The worldwide market for pharmaceutical sales is large and has grown consistently year-on-year for much of the past decade (Table 1.1). The advent of computer-based drug design programmes, combinatorial chemistry techniques and compound libraries populated with molecules synthesised over many decades of research and development means there is a vast array of compounds with the potential to become drug substances. However, drug substances are not administered to patients as pure compounds; they are formulated into drug products. The selection of a compound, its development into a drug substance and, ultimately, drug product is a hugely time-consuming and expensive process, which is ultimately destined for failure in the majority of cases. As a rough guide, only 1 out of every 5–10 000 promising compounds will be successfully developed into a marketed drug product and the costs involved have been estimated at ca. $1.8 billion (Paul et al., 2010).

Table 1.1 Total market sales in the pharmaceutical sector from 2003 to 2010 (data from IMS Health).

While it is tempting to assume that all drug products are financial blockbusters, approximately 70% never generate sufficient sales to recoup their development costs. Table 1.2 shows the top 20 medicines by sales worldwide (and the percentage of revenue they generate for their respective companies). It is apparent that a significant percentage of income is generated from these blockbuster products, and the financial health and prospects of the originator company are largely dependent upon the extent of patent protection (allowing market exclusivity) and new drug products in the development pipeline.

Table 1.2 Top ten drugs by sales worldwide in 2010 (data from IMS Health).

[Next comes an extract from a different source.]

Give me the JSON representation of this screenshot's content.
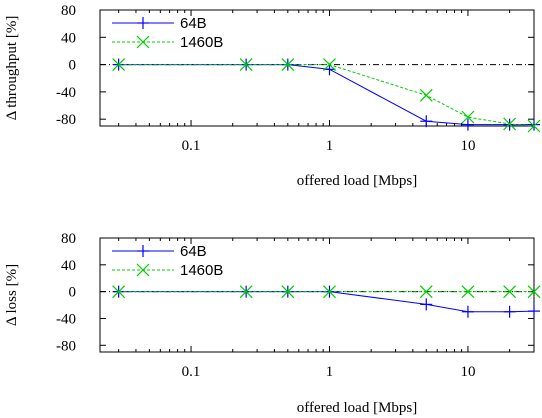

These numbers imply that development of a drug product in the right therapeutic area can result in significant income, but the costs involved in reaching market are such that only a few potential drug substances can be considered for development. How best to select a compound for development from the myriad of chemical structures that may be available? It is tempting to think that the decision reduces to efficacy against a biological target alone, but in practice physicochemical properties affect how a substance will process, its stability and interaction with excipients, how it will transfer to solution and, ultimately, define its bioavailability. The compound showing greatest efficacy may not ultimately be selected if another compound has a better set of physicochemical properties that make it easier to formulate and/or manufacture. It follows that characterising the physicochemical properties of drug substances early in the development process will provide the fundamental knowledge base upon which candidate selection, and in the limit dosage form design, can be made, reducing development time and cost. This is the concept of preformulation.